Big Tech AI debt sales reshape sterling bond market
TL;DR:
- Big Tech bond issues to fund AI infrastructure are reshaping smaller debt markets, with Alphabet already a top borrower in sterling and Swiss franc corporate bonds.
- By the end of April, Alphabet had become the fourth-largest borrower in ICE BofA’s sterling corporate bond index after just one round of issuance.
- Hyperscalers’ non-dollar issuance has doubled to 30% of their total bond funding this year as they diversify away from the US market.
The “hyperscalers” — Alphabet, Amazon and peers — are tapping foreign-currency debt markets to finance the trillions of dollars of AI data-centre spending ahead. Amazon raised €14.5bn in March in the largest-ever euro corporate bond deal, while Alphabet has set borrowing records across yen, Canadian dollar, Swiss franc and sterling markets.
The UK angle
For the sterling market, the shift is significant.
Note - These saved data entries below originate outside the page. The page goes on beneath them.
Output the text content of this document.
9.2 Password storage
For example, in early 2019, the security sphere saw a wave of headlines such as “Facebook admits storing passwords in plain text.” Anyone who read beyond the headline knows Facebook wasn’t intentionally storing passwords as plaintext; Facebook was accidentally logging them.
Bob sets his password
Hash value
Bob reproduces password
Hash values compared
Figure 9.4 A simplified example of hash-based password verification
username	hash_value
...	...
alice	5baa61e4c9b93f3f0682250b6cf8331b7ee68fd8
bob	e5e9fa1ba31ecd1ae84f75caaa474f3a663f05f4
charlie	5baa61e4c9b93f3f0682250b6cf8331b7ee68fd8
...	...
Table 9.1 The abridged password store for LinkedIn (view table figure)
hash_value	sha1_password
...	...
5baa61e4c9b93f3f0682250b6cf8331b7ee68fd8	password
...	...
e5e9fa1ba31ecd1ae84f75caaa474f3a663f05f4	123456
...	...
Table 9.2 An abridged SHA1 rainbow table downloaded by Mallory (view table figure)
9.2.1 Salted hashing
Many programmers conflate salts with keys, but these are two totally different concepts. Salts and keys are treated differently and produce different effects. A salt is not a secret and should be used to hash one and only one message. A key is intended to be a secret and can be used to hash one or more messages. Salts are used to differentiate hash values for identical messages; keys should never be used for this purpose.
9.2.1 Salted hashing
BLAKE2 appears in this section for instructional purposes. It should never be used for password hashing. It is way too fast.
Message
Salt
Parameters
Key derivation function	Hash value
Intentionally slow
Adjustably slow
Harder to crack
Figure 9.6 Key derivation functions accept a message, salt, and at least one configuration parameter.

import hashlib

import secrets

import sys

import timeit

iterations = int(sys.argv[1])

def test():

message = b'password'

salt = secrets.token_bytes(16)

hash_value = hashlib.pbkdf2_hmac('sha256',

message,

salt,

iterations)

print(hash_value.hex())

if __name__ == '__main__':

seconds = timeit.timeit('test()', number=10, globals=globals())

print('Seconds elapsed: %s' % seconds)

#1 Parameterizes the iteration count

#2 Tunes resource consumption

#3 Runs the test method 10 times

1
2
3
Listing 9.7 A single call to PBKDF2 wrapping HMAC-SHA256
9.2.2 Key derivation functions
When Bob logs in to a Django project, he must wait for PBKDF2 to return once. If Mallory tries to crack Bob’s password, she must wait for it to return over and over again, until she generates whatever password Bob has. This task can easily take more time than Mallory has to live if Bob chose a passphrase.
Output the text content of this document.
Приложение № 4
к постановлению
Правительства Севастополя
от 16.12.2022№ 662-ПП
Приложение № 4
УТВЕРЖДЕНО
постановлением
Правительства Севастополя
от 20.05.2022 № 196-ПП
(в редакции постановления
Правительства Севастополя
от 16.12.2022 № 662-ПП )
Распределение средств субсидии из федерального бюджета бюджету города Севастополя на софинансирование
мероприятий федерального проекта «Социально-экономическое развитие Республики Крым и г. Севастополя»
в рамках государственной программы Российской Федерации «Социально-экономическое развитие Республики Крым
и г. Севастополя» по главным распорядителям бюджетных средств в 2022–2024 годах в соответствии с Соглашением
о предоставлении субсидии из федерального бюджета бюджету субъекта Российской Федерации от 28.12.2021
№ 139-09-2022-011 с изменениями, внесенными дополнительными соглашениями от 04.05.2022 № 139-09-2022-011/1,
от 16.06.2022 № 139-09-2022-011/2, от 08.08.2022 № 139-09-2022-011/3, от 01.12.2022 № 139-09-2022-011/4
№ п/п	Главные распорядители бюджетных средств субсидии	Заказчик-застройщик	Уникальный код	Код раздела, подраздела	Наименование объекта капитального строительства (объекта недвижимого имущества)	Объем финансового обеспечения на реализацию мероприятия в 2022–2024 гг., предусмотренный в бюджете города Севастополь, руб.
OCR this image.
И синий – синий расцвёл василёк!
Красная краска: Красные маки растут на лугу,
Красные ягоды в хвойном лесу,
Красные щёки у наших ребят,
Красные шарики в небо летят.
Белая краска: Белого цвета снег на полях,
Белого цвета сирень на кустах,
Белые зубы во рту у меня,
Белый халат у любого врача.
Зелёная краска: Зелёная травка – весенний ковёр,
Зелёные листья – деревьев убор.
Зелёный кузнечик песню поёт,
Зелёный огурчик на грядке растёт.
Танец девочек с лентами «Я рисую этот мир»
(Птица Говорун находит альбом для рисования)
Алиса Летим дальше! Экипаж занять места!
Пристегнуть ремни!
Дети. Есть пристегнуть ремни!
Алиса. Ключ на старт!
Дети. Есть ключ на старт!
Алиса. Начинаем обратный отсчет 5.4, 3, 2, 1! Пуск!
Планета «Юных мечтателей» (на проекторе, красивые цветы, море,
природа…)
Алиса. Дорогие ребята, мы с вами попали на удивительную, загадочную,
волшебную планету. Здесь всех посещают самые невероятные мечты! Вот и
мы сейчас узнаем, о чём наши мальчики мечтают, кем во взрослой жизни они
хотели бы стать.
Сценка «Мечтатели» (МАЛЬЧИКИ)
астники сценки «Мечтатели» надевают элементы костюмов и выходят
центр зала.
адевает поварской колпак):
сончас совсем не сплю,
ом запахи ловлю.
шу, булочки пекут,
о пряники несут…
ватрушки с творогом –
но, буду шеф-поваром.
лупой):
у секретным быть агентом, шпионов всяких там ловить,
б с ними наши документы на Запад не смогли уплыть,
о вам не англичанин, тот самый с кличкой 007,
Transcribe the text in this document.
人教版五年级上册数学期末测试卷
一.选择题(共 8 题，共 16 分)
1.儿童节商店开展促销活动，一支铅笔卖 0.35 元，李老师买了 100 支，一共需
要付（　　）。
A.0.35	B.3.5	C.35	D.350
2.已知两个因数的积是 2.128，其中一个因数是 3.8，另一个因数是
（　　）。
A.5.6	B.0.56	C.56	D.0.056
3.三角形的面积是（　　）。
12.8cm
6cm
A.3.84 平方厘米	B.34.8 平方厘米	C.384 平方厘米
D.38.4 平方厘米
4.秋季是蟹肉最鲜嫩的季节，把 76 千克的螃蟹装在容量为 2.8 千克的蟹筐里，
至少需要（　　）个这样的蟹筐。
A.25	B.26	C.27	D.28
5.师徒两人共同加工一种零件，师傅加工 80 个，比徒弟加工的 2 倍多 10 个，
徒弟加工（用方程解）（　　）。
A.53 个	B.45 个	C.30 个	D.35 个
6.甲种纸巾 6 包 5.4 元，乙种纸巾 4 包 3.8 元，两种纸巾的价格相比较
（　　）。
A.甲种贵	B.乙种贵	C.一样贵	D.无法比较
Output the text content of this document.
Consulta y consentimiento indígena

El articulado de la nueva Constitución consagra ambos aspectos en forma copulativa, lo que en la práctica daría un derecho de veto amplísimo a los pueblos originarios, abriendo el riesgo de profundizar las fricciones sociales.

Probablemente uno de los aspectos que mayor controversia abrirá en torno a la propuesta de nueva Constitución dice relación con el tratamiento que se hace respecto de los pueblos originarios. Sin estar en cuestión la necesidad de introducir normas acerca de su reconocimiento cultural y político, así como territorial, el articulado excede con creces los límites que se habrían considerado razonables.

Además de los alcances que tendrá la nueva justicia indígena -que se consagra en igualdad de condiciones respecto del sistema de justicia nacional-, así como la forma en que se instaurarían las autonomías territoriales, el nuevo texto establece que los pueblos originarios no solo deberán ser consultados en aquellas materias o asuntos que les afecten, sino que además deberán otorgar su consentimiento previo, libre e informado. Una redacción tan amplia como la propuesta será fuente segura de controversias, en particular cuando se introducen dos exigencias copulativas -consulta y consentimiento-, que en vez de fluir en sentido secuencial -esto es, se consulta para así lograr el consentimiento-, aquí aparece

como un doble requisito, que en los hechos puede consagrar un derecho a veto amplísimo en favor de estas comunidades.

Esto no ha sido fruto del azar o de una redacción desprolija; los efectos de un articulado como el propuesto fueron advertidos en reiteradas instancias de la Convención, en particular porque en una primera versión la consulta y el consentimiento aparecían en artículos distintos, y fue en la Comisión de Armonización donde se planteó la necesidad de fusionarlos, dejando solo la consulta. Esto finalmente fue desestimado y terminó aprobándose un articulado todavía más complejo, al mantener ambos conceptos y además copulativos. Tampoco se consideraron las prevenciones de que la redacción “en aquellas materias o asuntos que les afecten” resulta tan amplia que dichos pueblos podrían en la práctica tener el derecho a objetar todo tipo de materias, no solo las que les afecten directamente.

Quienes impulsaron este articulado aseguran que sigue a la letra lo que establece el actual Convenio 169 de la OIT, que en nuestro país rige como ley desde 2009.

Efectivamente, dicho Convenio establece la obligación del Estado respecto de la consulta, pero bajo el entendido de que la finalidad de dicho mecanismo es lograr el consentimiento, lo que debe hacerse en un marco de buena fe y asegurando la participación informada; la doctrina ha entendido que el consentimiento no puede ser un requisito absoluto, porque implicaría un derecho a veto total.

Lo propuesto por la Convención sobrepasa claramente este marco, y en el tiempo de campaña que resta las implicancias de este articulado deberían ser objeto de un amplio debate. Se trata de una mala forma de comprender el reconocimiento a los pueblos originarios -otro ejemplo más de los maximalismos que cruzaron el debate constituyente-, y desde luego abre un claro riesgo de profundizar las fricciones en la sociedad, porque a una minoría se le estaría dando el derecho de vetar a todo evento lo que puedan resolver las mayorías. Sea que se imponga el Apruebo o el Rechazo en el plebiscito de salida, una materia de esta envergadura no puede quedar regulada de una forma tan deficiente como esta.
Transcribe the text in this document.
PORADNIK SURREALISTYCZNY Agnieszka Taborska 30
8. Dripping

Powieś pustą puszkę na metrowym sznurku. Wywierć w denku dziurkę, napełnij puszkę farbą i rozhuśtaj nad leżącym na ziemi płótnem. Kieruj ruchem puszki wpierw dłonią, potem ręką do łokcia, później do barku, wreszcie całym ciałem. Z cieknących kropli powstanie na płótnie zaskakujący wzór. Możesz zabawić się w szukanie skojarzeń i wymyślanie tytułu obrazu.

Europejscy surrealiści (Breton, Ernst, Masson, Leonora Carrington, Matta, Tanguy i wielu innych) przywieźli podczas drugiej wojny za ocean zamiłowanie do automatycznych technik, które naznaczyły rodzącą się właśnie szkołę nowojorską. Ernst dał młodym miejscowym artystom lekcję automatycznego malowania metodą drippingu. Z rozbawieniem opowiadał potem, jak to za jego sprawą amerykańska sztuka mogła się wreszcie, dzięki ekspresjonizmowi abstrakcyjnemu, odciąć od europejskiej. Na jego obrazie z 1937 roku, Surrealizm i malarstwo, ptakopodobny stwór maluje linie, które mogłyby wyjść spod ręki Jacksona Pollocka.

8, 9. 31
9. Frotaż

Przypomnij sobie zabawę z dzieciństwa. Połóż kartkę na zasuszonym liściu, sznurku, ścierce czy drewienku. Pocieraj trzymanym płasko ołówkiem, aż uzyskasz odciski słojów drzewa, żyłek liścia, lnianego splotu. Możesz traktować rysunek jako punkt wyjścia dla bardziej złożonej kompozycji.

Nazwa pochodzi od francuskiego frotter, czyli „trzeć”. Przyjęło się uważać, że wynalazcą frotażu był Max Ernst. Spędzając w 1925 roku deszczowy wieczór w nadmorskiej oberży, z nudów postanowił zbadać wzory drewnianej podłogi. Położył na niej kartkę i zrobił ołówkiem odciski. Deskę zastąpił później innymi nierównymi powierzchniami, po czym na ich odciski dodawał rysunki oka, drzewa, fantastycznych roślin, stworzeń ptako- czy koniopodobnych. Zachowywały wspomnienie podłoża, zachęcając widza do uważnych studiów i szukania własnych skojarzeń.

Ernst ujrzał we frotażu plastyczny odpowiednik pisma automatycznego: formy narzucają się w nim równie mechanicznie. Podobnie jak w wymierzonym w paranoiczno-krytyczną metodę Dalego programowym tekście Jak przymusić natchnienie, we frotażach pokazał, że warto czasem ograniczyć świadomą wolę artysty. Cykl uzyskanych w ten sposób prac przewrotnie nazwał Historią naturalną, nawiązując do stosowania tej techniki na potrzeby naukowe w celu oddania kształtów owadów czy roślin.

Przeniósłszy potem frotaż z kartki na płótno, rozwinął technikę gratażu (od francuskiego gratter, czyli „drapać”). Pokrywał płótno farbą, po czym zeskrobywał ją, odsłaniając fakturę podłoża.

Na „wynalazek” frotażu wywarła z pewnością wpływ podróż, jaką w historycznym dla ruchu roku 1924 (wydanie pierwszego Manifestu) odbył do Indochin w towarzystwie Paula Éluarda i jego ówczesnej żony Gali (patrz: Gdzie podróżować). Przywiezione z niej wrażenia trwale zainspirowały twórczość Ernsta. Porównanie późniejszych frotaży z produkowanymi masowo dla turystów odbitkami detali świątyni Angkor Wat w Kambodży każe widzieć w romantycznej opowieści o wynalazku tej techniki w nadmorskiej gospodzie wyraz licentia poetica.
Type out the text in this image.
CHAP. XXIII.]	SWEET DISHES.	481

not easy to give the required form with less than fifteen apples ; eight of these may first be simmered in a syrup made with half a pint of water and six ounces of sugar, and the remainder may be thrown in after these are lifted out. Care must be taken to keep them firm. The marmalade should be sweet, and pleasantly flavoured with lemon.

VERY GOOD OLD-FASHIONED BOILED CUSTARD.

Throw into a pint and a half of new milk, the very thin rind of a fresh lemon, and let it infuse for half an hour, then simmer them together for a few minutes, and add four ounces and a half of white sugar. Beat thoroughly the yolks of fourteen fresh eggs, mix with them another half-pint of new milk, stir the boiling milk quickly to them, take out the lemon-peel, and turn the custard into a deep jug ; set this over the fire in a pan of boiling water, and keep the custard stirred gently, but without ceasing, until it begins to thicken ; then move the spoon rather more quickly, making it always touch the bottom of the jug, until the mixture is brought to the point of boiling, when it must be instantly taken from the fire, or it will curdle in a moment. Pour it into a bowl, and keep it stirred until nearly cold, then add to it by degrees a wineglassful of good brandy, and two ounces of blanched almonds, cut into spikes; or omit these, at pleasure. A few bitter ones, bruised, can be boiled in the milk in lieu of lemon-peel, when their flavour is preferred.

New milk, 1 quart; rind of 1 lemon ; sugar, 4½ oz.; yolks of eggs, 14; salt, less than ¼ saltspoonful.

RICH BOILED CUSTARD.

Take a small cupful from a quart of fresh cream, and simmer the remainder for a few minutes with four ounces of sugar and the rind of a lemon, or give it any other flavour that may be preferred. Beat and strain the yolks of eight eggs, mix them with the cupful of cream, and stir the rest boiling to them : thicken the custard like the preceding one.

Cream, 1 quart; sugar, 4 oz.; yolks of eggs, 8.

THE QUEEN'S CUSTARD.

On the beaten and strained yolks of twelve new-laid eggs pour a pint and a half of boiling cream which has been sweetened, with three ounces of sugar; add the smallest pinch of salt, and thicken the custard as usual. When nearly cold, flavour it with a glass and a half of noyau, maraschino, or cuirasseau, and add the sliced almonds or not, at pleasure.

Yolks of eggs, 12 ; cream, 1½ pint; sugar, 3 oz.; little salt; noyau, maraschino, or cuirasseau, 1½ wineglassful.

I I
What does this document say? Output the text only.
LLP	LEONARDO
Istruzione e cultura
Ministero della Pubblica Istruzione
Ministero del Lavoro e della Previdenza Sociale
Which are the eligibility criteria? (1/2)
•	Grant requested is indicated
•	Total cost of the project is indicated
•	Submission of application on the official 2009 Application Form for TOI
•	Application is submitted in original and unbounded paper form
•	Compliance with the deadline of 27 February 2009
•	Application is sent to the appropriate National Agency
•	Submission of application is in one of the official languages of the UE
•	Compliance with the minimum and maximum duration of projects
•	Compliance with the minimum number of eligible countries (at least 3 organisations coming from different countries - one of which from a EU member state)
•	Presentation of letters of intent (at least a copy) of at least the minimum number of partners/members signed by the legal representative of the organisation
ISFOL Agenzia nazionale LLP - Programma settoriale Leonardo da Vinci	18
A single tech borrower vaulting into the top five of the UK corporate bond index after one issuance round changes the market’s composition and its exposure. As BNP Paribas’s Giulio Baratta put it, within a year some of these companies could be among the biggest issuers in any currency. JPMorgan notes that other US firms are now eyeing non-dollar markets more seriously, suggesting the trend will broaden.
That carries a tail risk worth flagging for UK investors and pension funds with sterling-bond exposure. As technology issuance grows, corporate debt markets outside the US become more sensitive to the AI sector’s fortunes. Franklin Templeton’s David Zahn warned that “if there are any problems with [AI], it will probably create more volatility” — a reminder that AI-capex optimism is now embedded in instruments far removed from the technology itself.
Looking forward
The build-out is reshaping where and how the AI boom is financed, pulling sterling and other smaller markets into a story they were once peripheral to. UK savers are increasingly exposed to AI’s trajectory through ordinary fixed-income holdings — a quiet but consequential broadening of who has a stake in whether the data-centre bet pays off.